Multinationals under fire

read time: 4 mins
06.11.15

Introduction

In an unparalleled decision pursuant to an investigation inaugurated last year by the European Commission Starbucks Corp. ("Starbucks")  and  Fiat Chrysler Automobiles  NV ("Fiat") are now compelled to pay tens of millions of euros in back taxes after the Commission ruled last Wednesday that nationally negotiated tax rulings that artificially reduce a company's tax burden are not in line with EU state aid rules and furthermore they are illegal. 

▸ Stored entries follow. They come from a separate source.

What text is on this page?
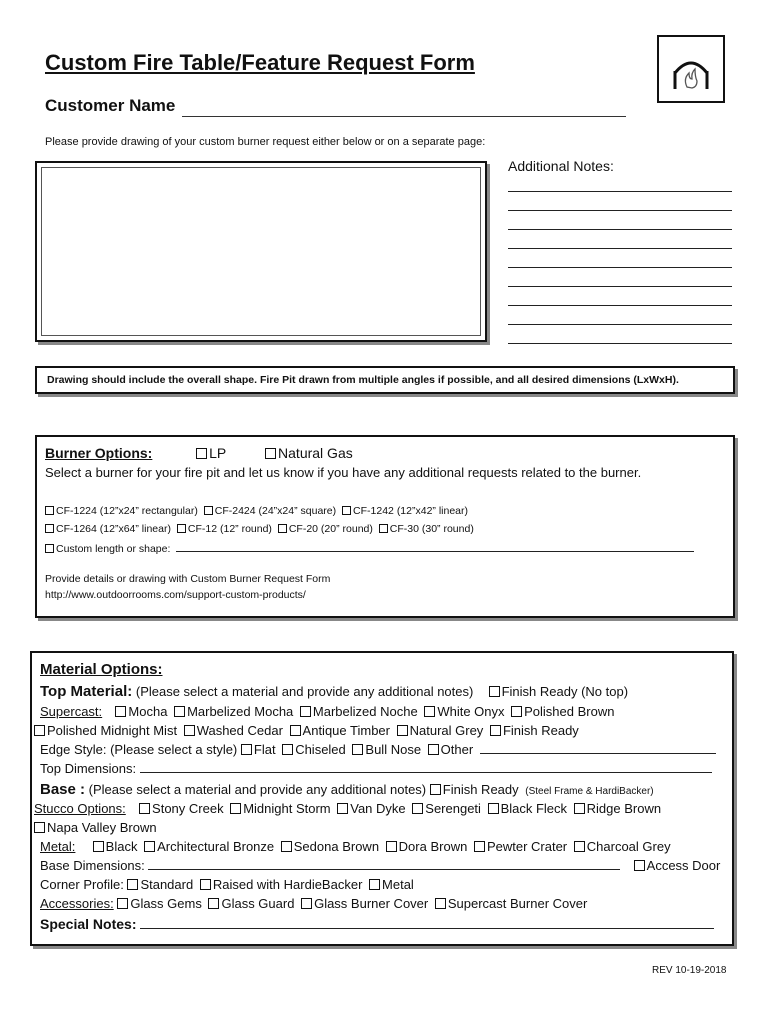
Custom Fire Table/Feature Request Form
Customer Name
Please provide drawing of your custom burner request either below or on a separate page:
Additional Notes:
Drawing should include the overall shape. Fire Pit drawn from multiple angles if possible, and all desired dimensions (LxWxH).
Burner Options:	LP	Natural Gas
Select a burner for your fire pit and let us know if you have any additional requests related to the burner.
CF-1224 (12”x24” rectangular) CF-2424 (24”x24” square) CF-1242 (12”x42” linear)
CF-1264 (12”x64” linear) CF-12 (12” round) CF-20 (20” round) CF-30 (30” round)
Custom length or shape:
Provide details or drawing with Custom Burner Request Form
http://www.outdoorrooms.com/support-custom-products/
Material Options:
Top Material: (Please select a material and provide any additional notes) Finish Ready (No top)
Supercast: Mocha Marbelized Mocha Marbelized Noche White Onyx Polished Brown
Polished Midnight Mist Washed Cedar Antique Timber Natural Grey Finish Ready
Edge Style: (Please select a style) Flat Chiseled Bull Nose Other
Top Dimensions:
Base : (Please select a material and provide any additional notes) Finish Ready (Steel Frame & HardiBacker)
Stucco Options: Stony Creek Midnight Storm Van Dyke Serengeti Black Fleck Ridge Brown
Napa Valley Brown
Metal: Black Architectural Bronze Sedona Brown Dora Brown Pewter Crater Charcoal Grey
Base Dimensions:	Access Door
Corner Profile: Standard Raised with HardieBacker Metal
Accessories: Glass Gems Glass Guard Glass Burner Cover Supercast Burner Cover
Special Notes:
REV 10-19-2018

The Commission, said that tax deals granted to Starbucks in the Netherlands and Fiat in Luxembourg amounted to illegal state subsidies that must be repaid. The investigations are technically aimed at the governments, which have been ordered to recover the unpaid taxes. They will now be given two months to calculate the precise amount of tax to be recovered.

Issue

Tax rulings are comfort letters by tax authorities giving a specific company clarity on how its corporate tax will be calculated or on the use of special tax provisions. However, tax rulings may involve state aid within the meaning of EU rules if they are used to provide selective advantages to a specific company or group of companies.

According to Article 107(1) of the Treaty on the Functioning of the European Union (TFEU), state aid which affects trade between Member States and threatens to distort competition by favouring certain undertakings is in principle incompatible with the EU Single Market. Selective tax advantages may amount to state aid.

Tax rulings are used in particular to confirm transfer pricing arrangements. At the centre of this ruling was the issue of tax driven "transfer pricing". Broadly speaking transfer pricing legislation details how transactions between connected parties are handled and is based on the internationally recognised ‘arm’s length principle’.

The ‘arm’s length principle’ applies to transactions between connected parties. For tax purposes such transactions are treated by reference to the profit that would have arisen if the transactions had been carried out under comparable conditions by independent parties. However when two related companies trade with each other, they may wish to synthetically distort the price at which the trade is recorded, to reduce the overall tax bill.

Transfer pricing is not, in itself, illegal or necessarily abusive. What is illegal or abusive is transfer mispricing, also known as transfer pricing manipulation or abusive transfer pricing. For many corporations' the current decision means transfer pricing policy is no longer just a tax matter but a corporate reputation matter.

It is clear from the decision that the Commission's target is to abnegate corporate pricing arrangements that "have no relationship with the market". Holding, that where a  calculation is not based on remuneration on market terms, it implies a more favourable treatment of the company compared to the treatment other taxpayers would normally receive under the Member States' tax rules. This constitutes state aid. The Commission further held that such arrangements are biased against start-up companies and small and midsize businesses that cannot afford the advice essential for complex tax structuring.

The regulatory arm concluded that the companies in issue had used state sanctioned "transfer pricing arrangements" between subsidiaries that permitted both Starbucks to shift profits elsewhere internally in the form of royalty payments, and Fiat to pay taxes on "underestimated profits".

The commission held that Starbucks was inflating its costs internally by marking up the prices of coffee beans imported from Switzerland, making them cheaper than those available to competitors.

In relation to Fiat the commission held that it's financial arm kept its tax low by putting an artificially low value on its capital The Commission said taxable profits for Fiat's Luxembourg unit could have been 20 times higher under normal market conditions.

The Outlook

Whilst the sums to be reclaimed are temperate the decision has dealt a burdened blow to profit-shielding arrangements used by many multinationals and is seen as a curtain-raiser to a more high-profile ruling on Apple's tax arrangements in Ireland, and Amazon's deals in Luxembourg, which are due later this year. The decision has firmly set down a marker in the assault against tax avoidance by multinationals.

Starbucks immediately said it would appeal the decision, echoing the Dutch government in accusing the European Union executive of significant "errors" in its assessment.

Luxembourg, emulated saying it disagreed with the decision and the Commission had not established in any way that Fiat Finance and Trade received selective advantages with reference to Luxembourg’s national legal framework and there was no evidence that its tax deals with Fiat violated EU treaty law.

Both Governments have reserved the right to appeal. The tenacious objections by the Netherlands and Luxembourg could foretell that those countries are unwilling to drop low-tax arrangements that are routinely used as a form of stimulus to compete for jobs and foreign investment on an ever increasingly competitive stage.